Suppose $f(z)$ is an analytic function in a region $D$, and $f(z)$ is not identically equal to zero there. Let $z_n$ be a sequence of zeros of $f(z)$ in $D$. If $\lim_{n\to \infty}z_n=a$, then $a$ must be singularity of $f(z)$ (As zeros of analytic functions are isolated). I would like to classify the type of singularities that $f(z)$ can have at point $a.$
I could show that $a$ is a singularity. But I was not sure the type of the singularity. I had a part which was wrong (Saying that the singularities of Analytic function are isolated) and I took it off. Sorry if I am asking too many questions, I am new in complex analysis but I think this question was a natural and good! Thanks.
Best Answer
It can't be a removable singularity. If it was, $\lim_{n\to\infty}f(z_n)=0$ and therefore we could extend $f$ to an analytical function whose domain contains $a$ and, in that extension, $a$ would be a non-isolated zero.
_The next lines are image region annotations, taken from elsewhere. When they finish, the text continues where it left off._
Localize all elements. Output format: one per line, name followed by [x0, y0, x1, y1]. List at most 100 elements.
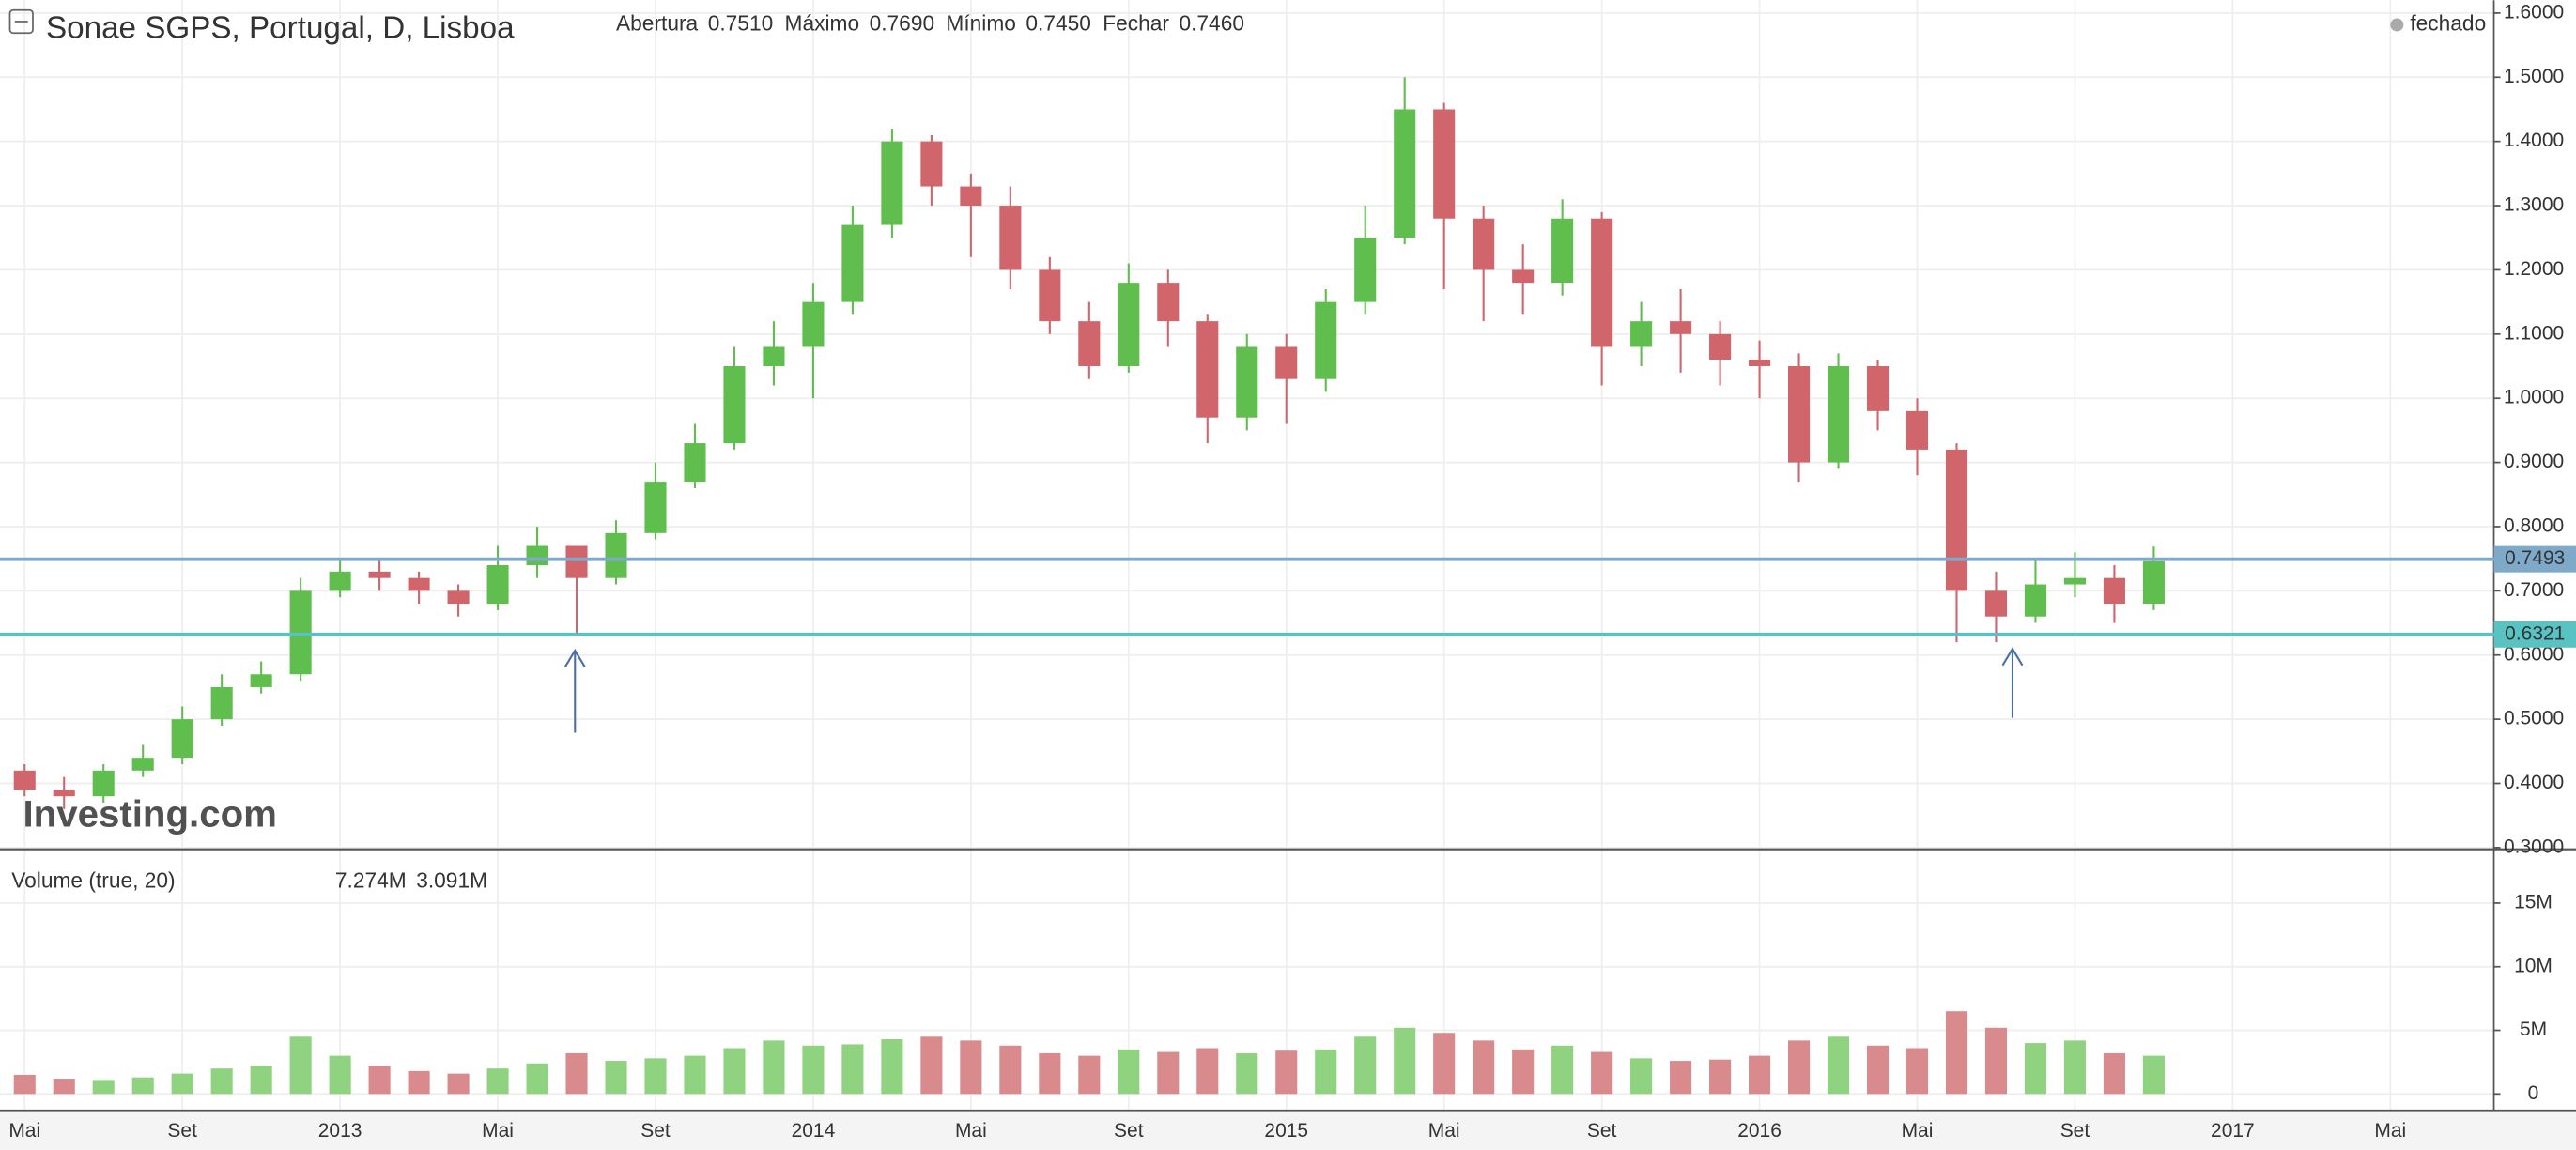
- candle-body: [1630, 321, 1653, 347]
- volume-bar: [92, 1080, 115, 1095]
- volume-bar: [1196, 1048, 1219, 1095]
- volume-bar: [53, 1079, 75, 1095]
- y-tick-label: 0.9000: [2504, 451, 2564, 472]
- collapse-button[interactable]: [8, 8, 34, 35]
- volume-bar: [368, 1066, 391, 1095]
- candle-body: [408, 577, 430, 591]
- candle-body: [289, 590, 312, 675]
- candle-body: [763, 346, 785, 367]
- candle-body: [1157, 283, 1180, 322]
- candle-body: [368, 571, 391, 578]
- candle-body: [565, 545, 588, 578]
- x-tick-label: Set: [1114, 1120, 1144, 1142]
- volume-bar: [960, 1040, 982, 1095]
- volume-bar: [1945, 1011, 1968, 1095]
- candle-body: [1236, 346, 1258, 418]
- volume-bar: [1275, 1050, 1298, 1095]
- candle-body: [1905, 410, 1929, 450]
- candle-body: [684, 443, 706, 483]
- y-tick-label: 0.7000: [2504, 579, 2564, 601]
- volume-bar: [289, 1036, 312, 1095]
- x-tick-label: 2013: [318, 1120, 362, 1142]
- volume-bar: [131, 1077, 154, 1095]
- header-value: 0.7510: [708, 10, 774, 35]
- v-tick-label: 10M: [2514, 955, 2553, 976]
- candle-body: [920, 141, 943, 187]
- candle-body: [841, 224, 864, 302]
- volume-bar: [605, 1061, 627, 1095]
- candle-body: [802, 301, 825, 347]
- x-tick-label: 2017: [2211, 1120, 2255, 1142]
- volume-bar: [526, 1063, 548, 1095]
- candle-body: [447, 590, 470, 605]
- header-label: Fechar: [1103, 10, 1169, 35]
- x-tick-label: Set: [640, 1120, 671, 1142]
- volume-bar: [250, 1066, 272, 1095]
- annotation-arrow: [2001, 647, 2024, 718]
- level-label: 0.6321: [2505, 622, 2565, 644]
- volume-values: 7.274M 3.091M: [335, 868, 487, 893]
- volume-bar: [841, 1044, 864, 1095]
- volume-bar: [565, 1052, 588, 1095]
- candle-body: [1591, 218, 1613, 347]
- marks-layer: [13, 77, 2165, 1095]
- candle-body: [1275, 346, 1298, 379]
- x-tick-label: 2016: [1737, 1120, 1782, 1142]
- candle-body: [526, 545, 548, 566]
- candle-body: [92, 770, 115, 797]
- candle-body: [644, 482, 667, 533]
- volume-bar: [1905, 1048, 1929, 1095]
- volume-bar: [486, 1068, 509, 1095]
- level-label-box: [2493, 621, 2576, 648]
- y-tick-label: 1.1000: [2504, 322, 2564, 344]
- header-label: Mínimo: [946, 10, 1016, 35]
- x-tick-label: 2014: [792, 1120, 836, 1142]
- candle-body: [1039, 269, 1061, 322]
- volume-bar: [408, 1070, 430, 1095]
- header-values: Abertura 0.7510 Máximo 0.7690 Mínimo 0.7450 Fe…: [616, 10, 1244, 35]
- volume-bar: [1236, 1052, 1258, 1095]
- candle-body: [1866, 366, 1890, 411]
- y-tick-label: 0.5000: [2504, 708, 2564, 729]
- y-tick-label: 1.4000: [2504, 130, 2564, 151]
- status: fechado: [2410, 10, 2486, 35]
- candle-body: [13, 770, 36, 790]
- v-tick-label: 15M: [2514, 892, 2553, 913]
- candle-body: [1078, 321, 1101, 367]
- volume-bar: [1354, 1036, 1377, 1095]
- header-value: 0.7690: [870, 10, 935, 35]
- volume-bar: [1670, 1061, 1692, 1095]
- volume-bar: [1630, 1058, 1653, 1095]
- y-tick-label: 1.2000: [2504, 258, 2564, 280]
- candle-body: [2103, 577, 2125, 605]
- candle-body: [1670, 321, 1692, 334]
- volume-bar: [920, 1036, 943, 1095]
- header-value: 0.7450: [1026, 10, 1091, 35]
- candle-body: [486, 565, 509, 605]
- volume-bar: [1788, 1040, 1811, 1095]
- candle-body: [1551, 218, 1574, 284]
- y-tick-label: 1.0000: [2504, 387, 2564, 408]
- candle-body: [1788, 366, 1811, 463]
- candle-body: [1196, 321, 1219, 418]
- watermark: Investing.com: [23, 792, 276, 835]
- volume-bar: [1551, 1045, 1574, 1095]
- x-tick-label: Mai: [1428, 1120, 1460, 1142]
- x-tick-label: Mai: [955, 1120, 987, 1142]
- y-tick-label: 1.6000: [2504, 1, 2564, 23]
- level-label: 0.7493: [2505, 547, 2565, 569]
- volume-bar: [2142, 1055, 2165, 1095]
- y-tick-label: 0.6000: [2504, 643, 2564, 665]
- candle-body: [960, 186, 982, 207]
- candle-body: [1709, 333, 1732, 360]
- volume-bar: [1512, 1049, 1535, 1095]
- volume-bar: [13, 1074, 36, 1095]
- volume-bar: [1866, 1045, 1890, 1095]
- volume-bar: [802, 1045, 825, 1095]
- volume-bar: [1118, 1049, 1140, 1095]
- candle-body: [605, 532, 627, 578]
- candle-body: [1749, 360, 1771, 367]
- candle-body: [1827, 366, 1850, 463]
- y-tick-label: 0.4000: [2504, 772, 2564, 793]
Therefore, $f$ would be the null function.
And it cannot be a pole either, because then we would have$$\lim_{n\to\infty}z_n=a\implies\lim_{n\to\infty}\bigl|f(z_n)\bigr|=+\infty,$$which is not true since, in fact, $\lim_{n\to\infty}f(z_n)=0$.
So, it can only be an essential singularity, such as when $f(z)=\sin\left(\frac1z\right)$.